ESXi insists on port 2049 for NFSv4.1. --network host is the simplest way; alternatively bind a publicly routable IP and open the firewall.

Verify the gateway is reachable from an ESXi host:

ssh root@esxi-host
esxcli network ip connection list | grep 2049
# Or from a Linux jumpbox:
mount -t nfs4 -o vers=4.1 gateway-host:/ /mnt/probe
ls /mnt/probe                                  # should be empty
umount /mnt/probe

Step 3 — add the datastore in vCenter

UI path:

  1. Inventory → Datastore → New Datastore → NFS → NFS 4.1
  2. Server: gateway-host IP
  3. Folder: / (the gateway exports a single bucket as the root)
  4. Datastore name: hafiz-vmware-ds1
  5. Hosts: select every ESXi host that should mount this share
  6. Authentication: AUTH_SYS (Kerberos is on the roadmap)

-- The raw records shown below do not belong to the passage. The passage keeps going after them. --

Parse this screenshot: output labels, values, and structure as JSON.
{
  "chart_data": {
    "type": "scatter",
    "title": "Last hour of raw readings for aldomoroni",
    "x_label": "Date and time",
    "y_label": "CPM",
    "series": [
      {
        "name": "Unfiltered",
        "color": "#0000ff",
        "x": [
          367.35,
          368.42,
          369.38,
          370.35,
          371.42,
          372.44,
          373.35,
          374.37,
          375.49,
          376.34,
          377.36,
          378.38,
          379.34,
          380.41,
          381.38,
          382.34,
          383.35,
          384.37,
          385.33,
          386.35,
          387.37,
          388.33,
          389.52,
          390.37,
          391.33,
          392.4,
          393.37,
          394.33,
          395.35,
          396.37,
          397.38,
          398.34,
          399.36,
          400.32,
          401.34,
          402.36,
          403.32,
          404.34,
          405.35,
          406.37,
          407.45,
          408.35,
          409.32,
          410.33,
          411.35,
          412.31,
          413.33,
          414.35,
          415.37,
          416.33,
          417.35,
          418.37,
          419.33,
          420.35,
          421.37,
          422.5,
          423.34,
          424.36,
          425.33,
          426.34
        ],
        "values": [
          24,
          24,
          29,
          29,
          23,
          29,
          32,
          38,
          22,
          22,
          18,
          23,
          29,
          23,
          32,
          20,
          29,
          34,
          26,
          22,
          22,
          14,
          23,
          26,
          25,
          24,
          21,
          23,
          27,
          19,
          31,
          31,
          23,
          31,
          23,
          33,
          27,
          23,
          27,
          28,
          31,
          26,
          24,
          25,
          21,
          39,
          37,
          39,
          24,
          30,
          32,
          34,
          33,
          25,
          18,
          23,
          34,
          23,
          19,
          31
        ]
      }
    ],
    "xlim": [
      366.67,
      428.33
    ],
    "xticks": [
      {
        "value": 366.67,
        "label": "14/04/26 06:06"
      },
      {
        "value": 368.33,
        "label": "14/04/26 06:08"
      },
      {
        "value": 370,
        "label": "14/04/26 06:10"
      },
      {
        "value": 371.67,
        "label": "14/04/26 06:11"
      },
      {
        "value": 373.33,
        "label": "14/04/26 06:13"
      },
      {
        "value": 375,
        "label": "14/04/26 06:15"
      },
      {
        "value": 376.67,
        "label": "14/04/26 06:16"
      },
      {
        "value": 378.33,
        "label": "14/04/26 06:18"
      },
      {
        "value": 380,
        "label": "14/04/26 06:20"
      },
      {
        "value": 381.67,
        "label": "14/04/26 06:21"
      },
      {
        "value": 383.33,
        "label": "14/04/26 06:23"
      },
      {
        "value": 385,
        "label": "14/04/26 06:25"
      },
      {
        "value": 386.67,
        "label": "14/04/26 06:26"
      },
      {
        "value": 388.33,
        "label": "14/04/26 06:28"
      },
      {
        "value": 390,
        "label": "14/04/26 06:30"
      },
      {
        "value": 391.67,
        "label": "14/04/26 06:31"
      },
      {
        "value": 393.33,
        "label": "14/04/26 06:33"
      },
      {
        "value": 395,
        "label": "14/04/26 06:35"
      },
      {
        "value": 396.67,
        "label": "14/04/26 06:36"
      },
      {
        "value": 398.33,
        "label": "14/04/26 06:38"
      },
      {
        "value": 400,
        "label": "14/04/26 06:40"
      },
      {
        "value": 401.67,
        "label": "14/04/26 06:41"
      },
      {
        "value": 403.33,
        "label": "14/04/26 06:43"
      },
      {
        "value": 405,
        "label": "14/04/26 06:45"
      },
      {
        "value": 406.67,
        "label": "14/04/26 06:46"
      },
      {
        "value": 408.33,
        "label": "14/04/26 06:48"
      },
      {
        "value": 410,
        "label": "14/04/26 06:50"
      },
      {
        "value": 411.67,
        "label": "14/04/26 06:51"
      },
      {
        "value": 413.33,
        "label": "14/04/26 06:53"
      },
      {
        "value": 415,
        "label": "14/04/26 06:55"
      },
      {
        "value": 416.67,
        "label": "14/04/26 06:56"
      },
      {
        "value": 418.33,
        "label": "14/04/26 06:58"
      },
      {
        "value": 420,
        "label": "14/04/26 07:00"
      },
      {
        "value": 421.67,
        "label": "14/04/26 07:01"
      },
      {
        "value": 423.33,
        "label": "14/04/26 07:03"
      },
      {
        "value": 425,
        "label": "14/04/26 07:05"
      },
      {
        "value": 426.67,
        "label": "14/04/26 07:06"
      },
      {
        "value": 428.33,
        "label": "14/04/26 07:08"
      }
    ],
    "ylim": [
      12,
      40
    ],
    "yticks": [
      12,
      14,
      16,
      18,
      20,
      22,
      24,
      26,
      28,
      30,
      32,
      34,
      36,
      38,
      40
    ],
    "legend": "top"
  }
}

CLI path (one host at a time):

ssh root@esxi-host
esxcli storage nfs41 add \
  --hosts=gateway-host \
  --share=/ \
  --volume-name=hafiz-vmware-ds1 \
  --auth-mode=auth_sys

vSphere immediately scans the share for existing VMs (none on a fresh bucket).

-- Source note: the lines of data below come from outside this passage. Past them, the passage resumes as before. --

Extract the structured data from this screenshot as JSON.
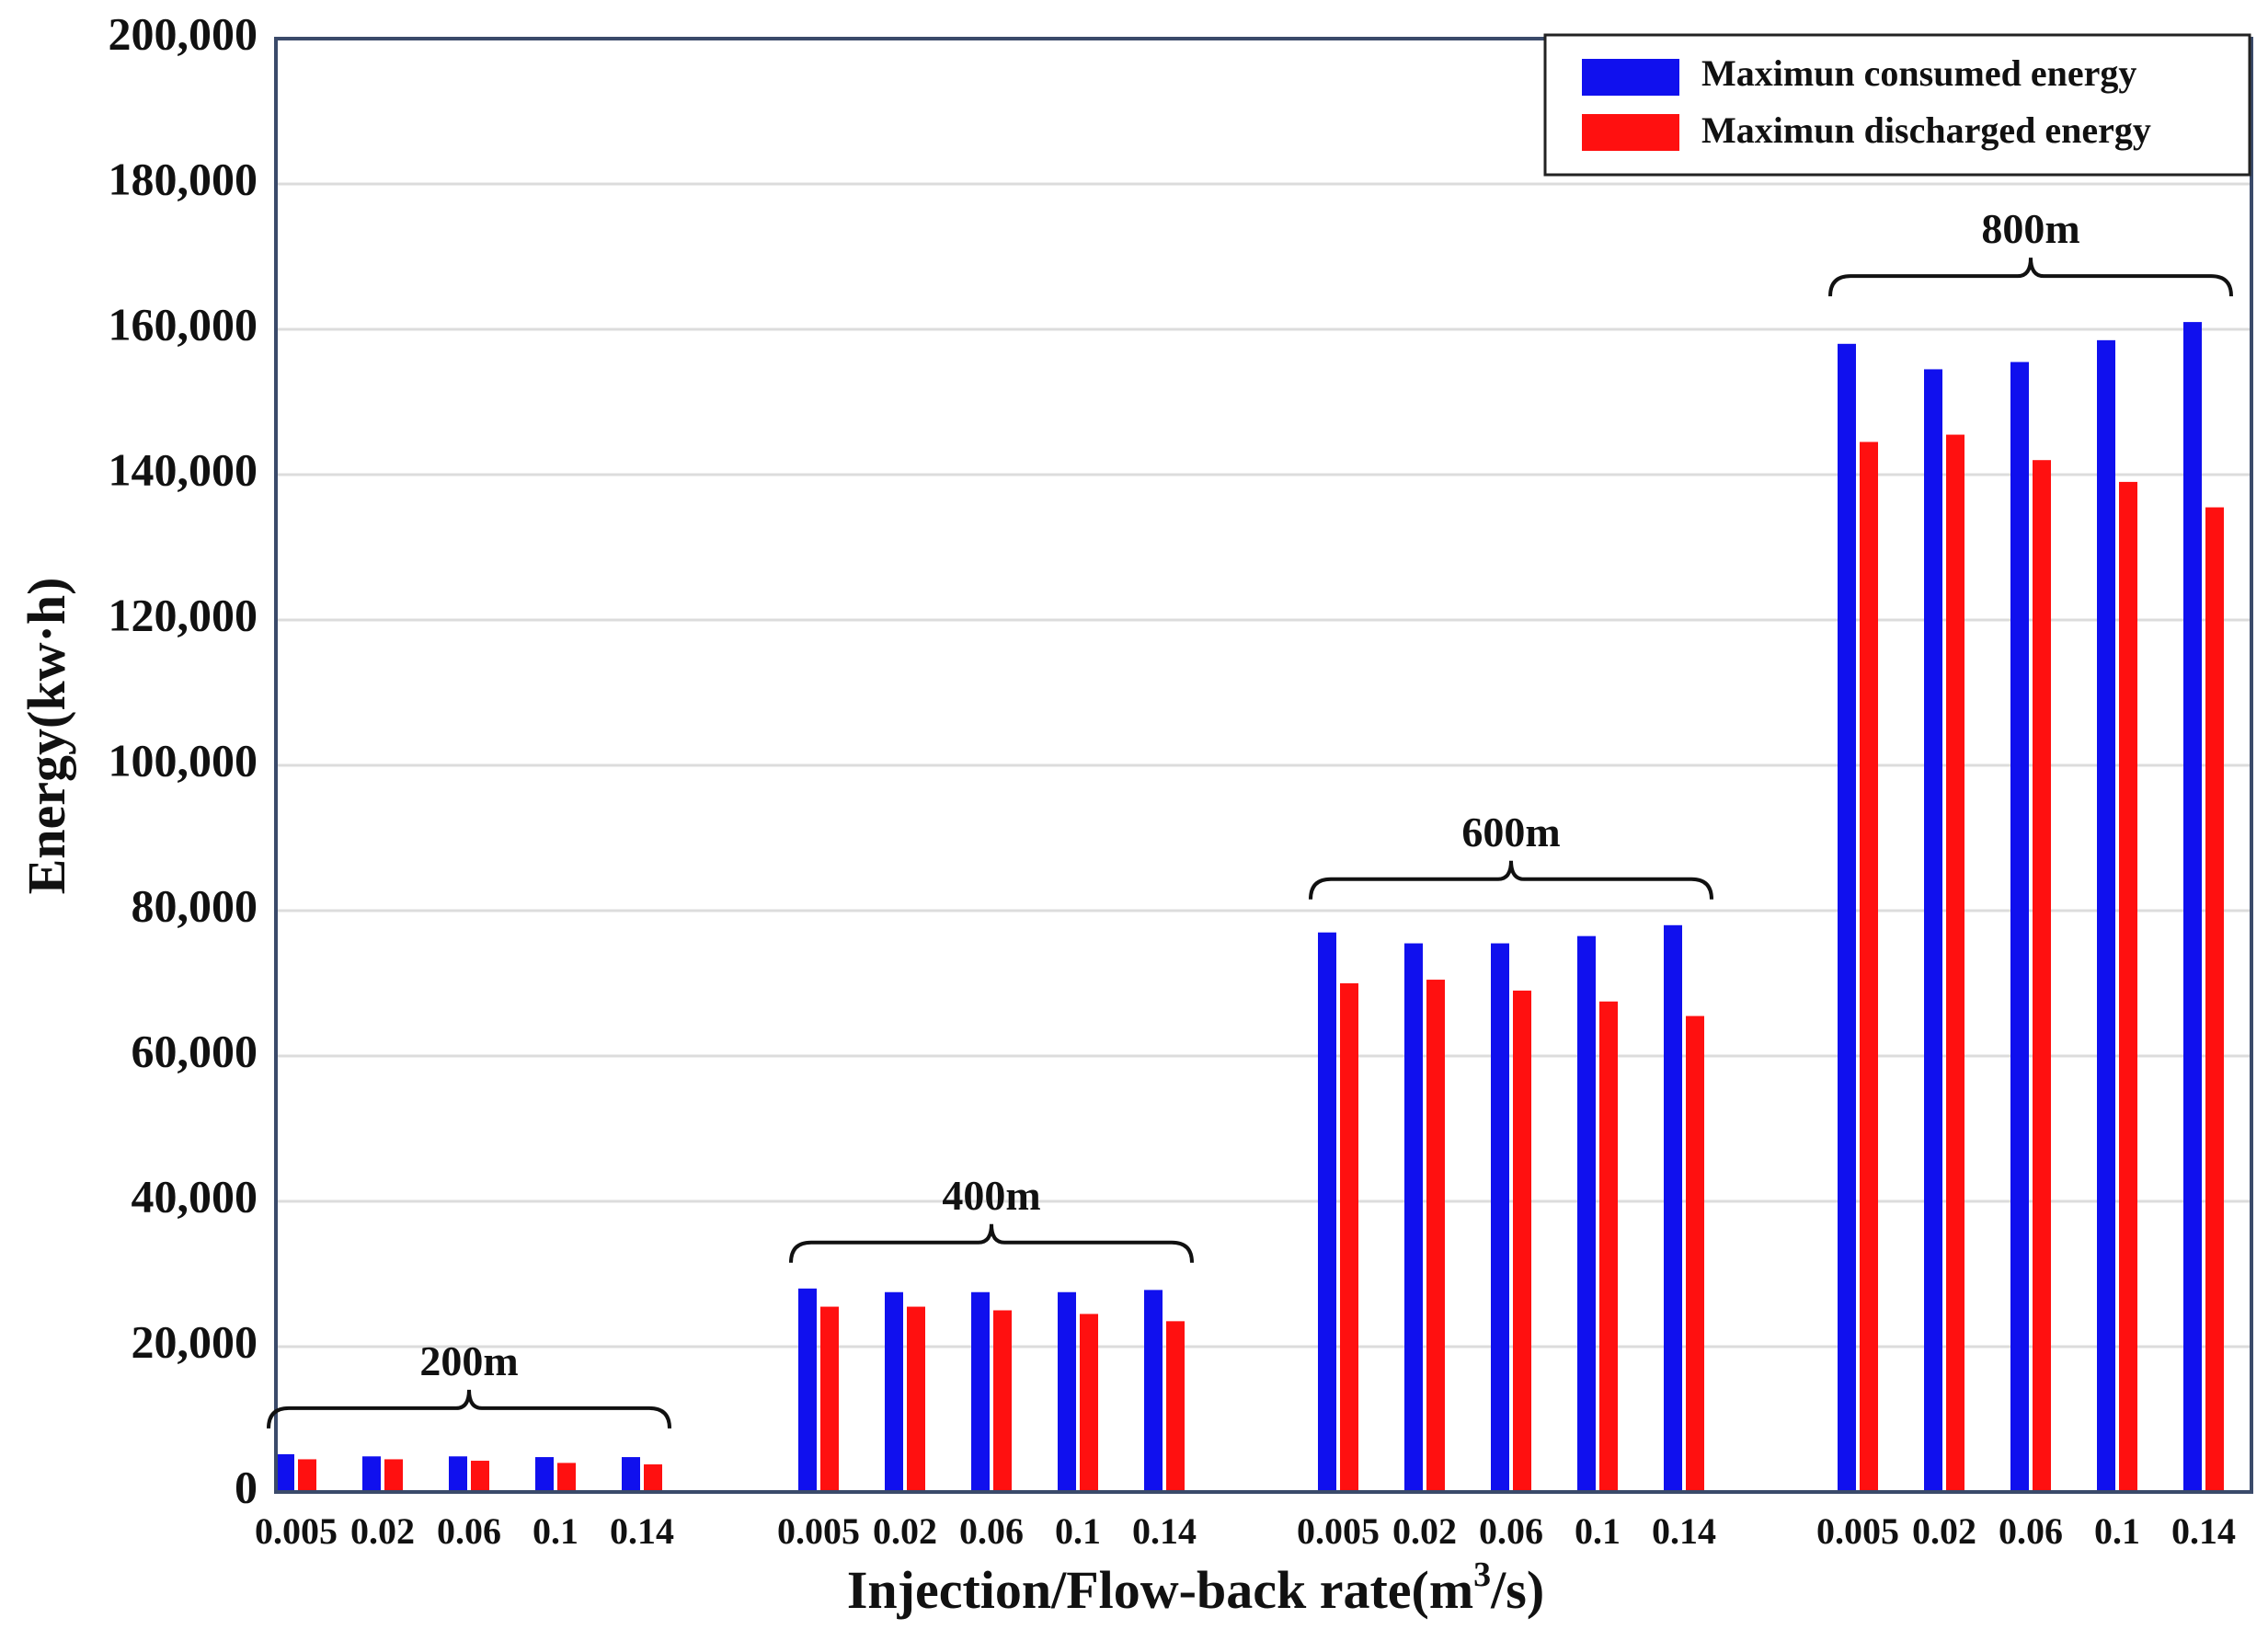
{
  "chart_data": {
    "type": "bar",
    "title": "",
    "xlabel": "Injection/Flow-back rate(m",
    "xlabel_sup": "3",
    "xlabel_tail": "/s)",
    "ylabel": "Energy(kw·h)",
    "ylim": [
      0,
      200000
    ],
    "yticks": [
      0,
      20000,
      40000,
      60000,
      80000,
      100000,
      120000,
      140000,
      160000,
      180000,
      200000
    ],
    "ytick_labels": [
      "0",
      "20,000",
      "40,000",
      "60,000",
      "80,000",
      "100,000",
      "120,000",
      "140,000",
      "160,000",
      "180,000",
      "200,000"
    ],
    "grid": true,
    "legend_position": "top-right",
    "groups": [
      {
        "label": "200m",
        "categories": [
          "0.005",
          "0.02",
          "0.06",
          "0.1",
          "0.14"
        ]
      },
      {
        "label": "400m",
        "categories": [
          "0.005",
          "0.02",
          "0.06",
          "0.1",
          "0.14"
        ]
      },
      {
        "label": "600m",
        "categories": [
          "0.005",
          "0.02",
          "0.06",
          "0.1",
          "0.14"
        ]
      },
      {
        "label": "800m",
        "categories": [
          "0.005",
          "0.02",
          "0.06",
          "0.1",
          "0.14"
        ]
      }
    ],
    "series": [
      {
        "name": "Maximun consumed energy",
        "color": "#1010ee",
        "values": [
          5200,
          4900,
          4900,
          4800,
          4800,
          28000,
          27500,
          27500,
          27500,
          27800,
          77000,
          75500,
          75500,
          76500,
          78000,
          158000,
          154500,
          155500,
          158500,
          161000
        ]
      },
      {
        "name": "Maximun discharged energy",
        "color": "#ff1010",
        "values": [
          4500,
          4500,
          4300,
          4000,
          3800,
          25500,
          25500,
          25000,
          24500,
          23500,
          70000,
          70500,
          69000,
          67500,
          65500,
          144500,
          145500,
          142000,
          139000,
          135500
        ]
      }
    ]
  }
}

Step 4 — create a VM on it

In vCenter, New VM → Storage → hafiz-vmware-ds1. The .vmdk lands in the bucket as <vm-name>/<vm-name>-flat.vmdk plus the descriptor .vmdk and the .vmx config file.

Smoke check from the underlying S3 view:

aws --endpoint-url http://hafiz:9000 s3 ls s3://vmware-ds1/ --recursive | head
# 2026-04-30 15:00:00     1024  test-vm/test-vm.vmx
# 2026-04-30 15:00:01      512  test-vm/test-vm.vmdk
# 2026-04-30 15:00:30 1073741824 test-vm/test-vm-flat.vmdk

Production knobs

Setting Recommendation
Read/write block size Default vSphere uses 64 KiB; the gateway honors what the kernel asks for. Bump to 1 MiB for large sequential workloads.
Number of NFS connections ESXi opens 4–8 connections per host; gateway scales linearly with tokio worker threads.
NFS heartbeat / lease Hafiz uses a 60 s lease (matches ESXi's expectation). Don't override unless you've measured.
Path MTU Jumbo frames (MTU 9000) on the storage VLAN cuts CPU per byte by ~30 %.
TLS / mTLS NFSv4 RPCSEC_GSS isn't implemented yet. Run the gateway over a private storage VLAN; don't expose it to the Internet.

High-availability

The gateway is stateless — restarting it doesn't lose data, only in-flight RPCs. For HA:

  • Active-passive: keepalived + VRRP on the gateway hosts. Failover is ~5 seconds; ESXi reconnects automatically (NFSv4 grace period).
  • Active-active: round-robin DNS works for read-heavy workloads. Avoid for write-heavy — different gateways issuing different stateids confuse the v4.1 session protocol.

Backup + DR

Because the datastore is an S3 bucket, native S3 tools work:

  • Snapshots: aws s3 sync s3://vmware-ds1 s3://vmware-ds1-snapshots/$(date +%F)
  • Cross-region: Hafiz cluster sync (see Cross-Network Replication)
  • Versioning: enable on the bucket — every overwrite of a .vmdk keeps the prior version, so you can roll back a corrupted VM image to the previous boot.

Limitations

  • No support for vSphere VAAI primitives (ATOMIC TEST AND SET, XCOPY). Operations like full clones fall back to host-driven copy — slower but still correct.
  • pNFS not supported. Single gateway is the metadata + data path; throughput tops out at the gateway's NIC + CPU.
  • VMFS-on-NFS is not a thing — stick with NFS-native datastores.
  • No NFSv3 support today; ESXi 5.5 and earlier won't work. 6.5+ is fine.